De l’électricité pour tous dans les zones rurales malgaches

Deux jeunes ingénieurs s’engagent dans l’expérimentation de nouveaux modèles d’électrification décentralisée : les nano-réseaux. Fondateurs de l’association Nanoé Développement, ils testent à Madagascar un dispositif à énergie solaire susceptible d’être dupliqué à grande échelle pour des milliers de personnes.


La création de Nanoé Développement, en août 2016, est partie d’un constat : le manque d’accès à l’électricité reste l’une des barrières les plus importantes au développement de l’Afrique et à sa prospérité. Elle enferme encore aujourd’hui des millions de personnes dans l’extrême pauvreté.

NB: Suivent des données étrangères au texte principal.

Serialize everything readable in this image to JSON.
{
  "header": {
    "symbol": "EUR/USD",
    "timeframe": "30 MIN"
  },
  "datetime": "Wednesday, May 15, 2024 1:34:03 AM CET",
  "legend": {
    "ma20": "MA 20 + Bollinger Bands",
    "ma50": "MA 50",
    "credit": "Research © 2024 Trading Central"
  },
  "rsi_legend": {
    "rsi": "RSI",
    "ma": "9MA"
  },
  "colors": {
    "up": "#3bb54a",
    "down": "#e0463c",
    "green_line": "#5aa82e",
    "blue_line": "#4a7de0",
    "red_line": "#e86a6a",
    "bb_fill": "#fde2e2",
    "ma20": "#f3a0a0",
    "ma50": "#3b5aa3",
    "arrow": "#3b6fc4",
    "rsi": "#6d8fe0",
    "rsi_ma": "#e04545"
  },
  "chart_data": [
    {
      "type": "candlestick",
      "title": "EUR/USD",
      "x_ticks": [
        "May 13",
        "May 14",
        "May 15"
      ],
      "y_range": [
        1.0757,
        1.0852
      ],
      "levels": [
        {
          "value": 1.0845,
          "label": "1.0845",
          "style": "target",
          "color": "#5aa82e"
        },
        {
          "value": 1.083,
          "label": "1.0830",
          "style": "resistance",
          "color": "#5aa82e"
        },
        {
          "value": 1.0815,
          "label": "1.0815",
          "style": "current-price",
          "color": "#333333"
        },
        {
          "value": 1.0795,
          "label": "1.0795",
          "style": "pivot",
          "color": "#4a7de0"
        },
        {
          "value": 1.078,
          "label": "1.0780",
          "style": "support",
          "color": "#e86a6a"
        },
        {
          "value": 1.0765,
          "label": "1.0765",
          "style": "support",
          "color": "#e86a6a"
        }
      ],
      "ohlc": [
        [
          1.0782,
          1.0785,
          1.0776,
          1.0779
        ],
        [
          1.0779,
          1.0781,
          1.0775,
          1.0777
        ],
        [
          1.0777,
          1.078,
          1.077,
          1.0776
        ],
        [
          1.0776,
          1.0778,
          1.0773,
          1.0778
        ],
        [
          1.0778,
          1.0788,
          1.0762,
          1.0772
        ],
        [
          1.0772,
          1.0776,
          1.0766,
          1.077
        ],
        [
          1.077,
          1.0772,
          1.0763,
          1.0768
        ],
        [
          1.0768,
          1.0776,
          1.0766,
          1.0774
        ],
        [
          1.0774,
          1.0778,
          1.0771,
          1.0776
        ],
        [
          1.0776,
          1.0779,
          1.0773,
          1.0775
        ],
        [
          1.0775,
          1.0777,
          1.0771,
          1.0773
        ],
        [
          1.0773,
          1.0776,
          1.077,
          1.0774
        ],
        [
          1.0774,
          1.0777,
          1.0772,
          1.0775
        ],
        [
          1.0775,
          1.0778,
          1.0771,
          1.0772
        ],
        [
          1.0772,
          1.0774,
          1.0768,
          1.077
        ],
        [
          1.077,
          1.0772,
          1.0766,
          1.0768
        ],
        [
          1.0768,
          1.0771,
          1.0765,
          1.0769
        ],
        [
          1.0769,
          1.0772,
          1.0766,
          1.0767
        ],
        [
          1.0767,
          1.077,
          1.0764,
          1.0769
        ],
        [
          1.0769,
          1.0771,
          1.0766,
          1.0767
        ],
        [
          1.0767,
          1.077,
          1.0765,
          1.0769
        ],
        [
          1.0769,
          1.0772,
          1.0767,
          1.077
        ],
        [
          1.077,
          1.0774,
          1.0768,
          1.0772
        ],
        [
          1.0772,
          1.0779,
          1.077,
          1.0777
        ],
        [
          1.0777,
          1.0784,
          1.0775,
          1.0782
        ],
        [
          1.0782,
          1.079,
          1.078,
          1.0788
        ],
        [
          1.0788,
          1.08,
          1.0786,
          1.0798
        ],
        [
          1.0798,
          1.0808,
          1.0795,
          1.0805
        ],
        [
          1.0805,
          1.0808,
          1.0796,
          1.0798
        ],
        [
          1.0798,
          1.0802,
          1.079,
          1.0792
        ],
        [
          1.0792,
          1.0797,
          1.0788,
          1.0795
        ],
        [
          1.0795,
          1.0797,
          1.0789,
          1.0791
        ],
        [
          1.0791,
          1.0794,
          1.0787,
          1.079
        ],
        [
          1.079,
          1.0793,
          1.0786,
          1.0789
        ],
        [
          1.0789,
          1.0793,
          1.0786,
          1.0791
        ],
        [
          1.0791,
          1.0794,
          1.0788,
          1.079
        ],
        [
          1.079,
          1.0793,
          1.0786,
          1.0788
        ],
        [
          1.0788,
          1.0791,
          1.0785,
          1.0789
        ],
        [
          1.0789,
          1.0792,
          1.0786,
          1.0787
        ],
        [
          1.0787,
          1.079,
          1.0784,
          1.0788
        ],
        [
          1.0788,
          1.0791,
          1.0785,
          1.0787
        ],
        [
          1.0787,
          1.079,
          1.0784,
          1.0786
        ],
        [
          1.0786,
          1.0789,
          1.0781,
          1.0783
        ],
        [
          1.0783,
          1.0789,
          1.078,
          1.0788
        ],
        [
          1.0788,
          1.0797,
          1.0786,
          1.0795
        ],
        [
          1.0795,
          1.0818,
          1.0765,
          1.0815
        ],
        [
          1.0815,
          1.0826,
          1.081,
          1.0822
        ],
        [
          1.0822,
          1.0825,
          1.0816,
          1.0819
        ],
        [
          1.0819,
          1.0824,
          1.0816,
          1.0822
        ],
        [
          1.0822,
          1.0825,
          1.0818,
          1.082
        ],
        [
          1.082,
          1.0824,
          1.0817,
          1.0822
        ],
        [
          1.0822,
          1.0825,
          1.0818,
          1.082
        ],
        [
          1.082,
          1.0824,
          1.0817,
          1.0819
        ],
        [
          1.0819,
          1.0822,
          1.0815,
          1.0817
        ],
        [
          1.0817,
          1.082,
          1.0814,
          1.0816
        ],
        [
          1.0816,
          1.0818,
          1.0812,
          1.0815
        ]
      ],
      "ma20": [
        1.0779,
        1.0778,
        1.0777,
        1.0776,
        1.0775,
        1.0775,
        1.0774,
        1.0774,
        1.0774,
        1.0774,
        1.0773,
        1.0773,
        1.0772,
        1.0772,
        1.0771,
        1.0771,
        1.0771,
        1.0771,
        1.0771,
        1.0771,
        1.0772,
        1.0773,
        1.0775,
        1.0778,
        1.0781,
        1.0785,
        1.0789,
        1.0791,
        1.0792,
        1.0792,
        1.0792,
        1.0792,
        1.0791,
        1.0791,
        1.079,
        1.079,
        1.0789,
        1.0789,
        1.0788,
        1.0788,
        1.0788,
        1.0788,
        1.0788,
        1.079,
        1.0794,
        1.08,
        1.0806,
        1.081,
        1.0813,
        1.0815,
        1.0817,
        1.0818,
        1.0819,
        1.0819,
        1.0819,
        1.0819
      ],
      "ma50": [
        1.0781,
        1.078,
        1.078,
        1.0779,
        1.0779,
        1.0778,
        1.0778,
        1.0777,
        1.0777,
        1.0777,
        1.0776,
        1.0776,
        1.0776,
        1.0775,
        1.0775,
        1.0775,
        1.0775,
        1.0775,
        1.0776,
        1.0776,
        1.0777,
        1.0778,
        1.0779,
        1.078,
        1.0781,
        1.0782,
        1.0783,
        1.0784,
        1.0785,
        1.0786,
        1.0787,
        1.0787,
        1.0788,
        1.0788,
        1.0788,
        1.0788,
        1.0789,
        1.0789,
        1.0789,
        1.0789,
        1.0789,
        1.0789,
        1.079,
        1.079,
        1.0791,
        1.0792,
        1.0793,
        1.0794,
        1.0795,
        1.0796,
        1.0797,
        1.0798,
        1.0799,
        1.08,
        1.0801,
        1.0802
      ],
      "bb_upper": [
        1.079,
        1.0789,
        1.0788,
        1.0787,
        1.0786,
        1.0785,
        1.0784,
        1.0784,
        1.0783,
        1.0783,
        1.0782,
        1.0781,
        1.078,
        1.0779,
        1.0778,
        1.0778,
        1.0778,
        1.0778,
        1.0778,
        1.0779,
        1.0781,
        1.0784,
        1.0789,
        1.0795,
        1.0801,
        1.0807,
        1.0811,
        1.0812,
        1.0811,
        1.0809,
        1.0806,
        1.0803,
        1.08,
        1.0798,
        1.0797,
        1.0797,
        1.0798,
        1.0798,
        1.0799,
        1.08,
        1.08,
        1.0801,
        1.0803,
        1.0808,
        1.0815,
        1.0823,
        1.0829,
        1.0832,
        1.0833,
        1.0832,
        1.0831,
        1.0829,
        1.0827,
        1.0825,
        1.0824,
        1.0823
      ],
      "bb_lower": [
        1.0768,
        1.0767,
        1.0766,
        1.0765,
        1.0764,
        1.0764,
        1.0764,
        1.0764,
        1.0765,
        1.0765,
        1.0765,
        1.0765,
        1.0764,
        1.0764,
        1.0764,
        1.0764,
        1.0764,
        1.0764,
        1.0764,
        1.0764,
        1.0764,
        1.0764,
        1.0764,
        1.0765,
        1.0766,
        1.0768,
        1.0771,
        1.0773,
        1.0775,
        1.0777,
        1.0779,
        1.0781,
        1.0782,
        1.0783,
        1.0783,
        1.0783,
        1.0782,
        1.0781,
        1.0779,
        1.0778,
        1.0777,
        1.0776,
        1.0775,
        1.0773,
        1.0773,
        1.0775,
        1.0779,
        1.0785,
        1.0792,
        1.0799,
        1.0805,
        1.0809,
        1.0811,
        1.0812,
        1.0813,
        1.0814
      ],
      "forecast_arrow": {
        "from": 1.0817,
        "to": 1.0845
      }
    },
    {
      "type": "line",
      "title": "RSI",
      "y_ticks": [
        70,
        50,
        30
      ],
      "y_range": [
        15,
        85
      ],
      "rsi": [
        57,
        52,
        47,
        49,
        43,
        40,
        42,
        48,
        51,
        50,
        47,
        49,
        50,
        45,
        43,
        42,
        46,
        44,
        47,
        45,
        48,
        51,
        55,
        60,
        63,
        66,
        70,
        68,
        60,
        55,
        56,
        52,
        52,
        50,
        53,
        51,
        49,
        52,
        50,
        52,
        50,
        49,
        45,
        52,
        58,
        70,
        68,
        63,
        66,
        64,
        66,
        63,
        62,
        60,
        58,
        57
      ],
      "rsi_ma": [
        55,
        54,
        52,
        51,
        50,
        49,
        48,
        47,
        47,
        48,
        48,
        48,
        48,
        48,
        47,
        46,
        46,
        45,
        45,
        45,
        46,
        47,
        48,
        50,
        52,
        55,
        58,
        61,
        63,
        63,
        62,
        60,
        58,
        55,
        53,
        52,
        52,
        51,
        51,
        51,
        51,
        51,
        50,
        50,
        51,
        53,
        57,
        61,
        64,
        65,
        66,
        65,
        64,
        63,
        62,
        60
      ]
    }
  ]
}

Une démarche doublement innovante

Les deux ingénieurs à l’origine de l’association ont la conviction qu’il est possible de développer l’accès à l’électricité en créant un nouveau modèle, progressif et modulaire : « l’électricité latérale ». Leur démarche consiste à privilégier l’interconnexion progressive de petits réseaux décentralisés gérés localement plutôt que d’attendre le développement d’une infrastructure nationale susceptible de s’arrêter aux portes des zones rurales.
 
Leur projet s’appuie sur un dispositif baptisé « nano-réseau », qui fonctionne à l’énergie solaire. Il alimente en électricité cinq ou six foyers qui achètent à l’avance une quantité d’énergie par téléphone portable via une plateforme sécurisée. L’électricité fournie à bas coût à chaque foyer permet d’alimenter deux ou trois lampes LED et de charger un appareil électrique/électronique, par exemple un téléphone.
 
L’innovation est également sociétale : le modèle développé par l’association vise à structurer une filière locale d’électrification décentralisée constituée de petits entrepreneurs locaux (ou « nano-entrepreneurs »). Une fois formés par Nanoé, ils déploient des nano-réseaux électriques, alimentés par des panneaux solaires et reliés à des batteries, et dont ils choisissent d’être simples exploitants ou propriétaires. Ces installations desservent entre quatre et six foyers qui achètent l’électricité produite aux entrepreneurs. Ces derniers en tirent un bénéfice potentiel d’1,6 fois le revenu national médian national.
 
Ainsi, Nanoé Développement entend participer à un meilleur accès à l’emploi des jeunes, enjeu socio-économique majeur de l’Afrique sub-saharienne.

Une phase de tests avant l’essaimage

Grâce au soutien de la fondation Veolia, une phase d’expérimentation a été menée au premier semestre 2018 dans une zone identifiée du nord-ouest de Madagascar où moins de 5 % de la population a accès à l’électricité. La solution de paiement a été soutenue par Orange, très présent en Afrique avec son offre Orange Money. En quatre mois, quinze nano-entrepreneurs ont été formés, 100 nano-réseaux déployés et près de 300 foyers connectés.
 
D’ici la fin 2018, Nanoé Développement entend prouver la réplicabilité des nano-réseaux pour préparer la diffusion à très grande échelle de ce modèle d’électrification latérale et solidaire. L’objectif est affiché : 1000 nano-réseaux et 100 nano-entrepreneurs dès la fin de l’année.
 
L’ambition dépasse Madagascar. L’association entend capitaliser sur cette expérience pour faire connaître l’électrification latérale en dehors des frontières de l’île et sensibiliser les décideurs africains et internationaux, publics et privés, sur ses avantages par rapport aux solutions actuelles d’électrification.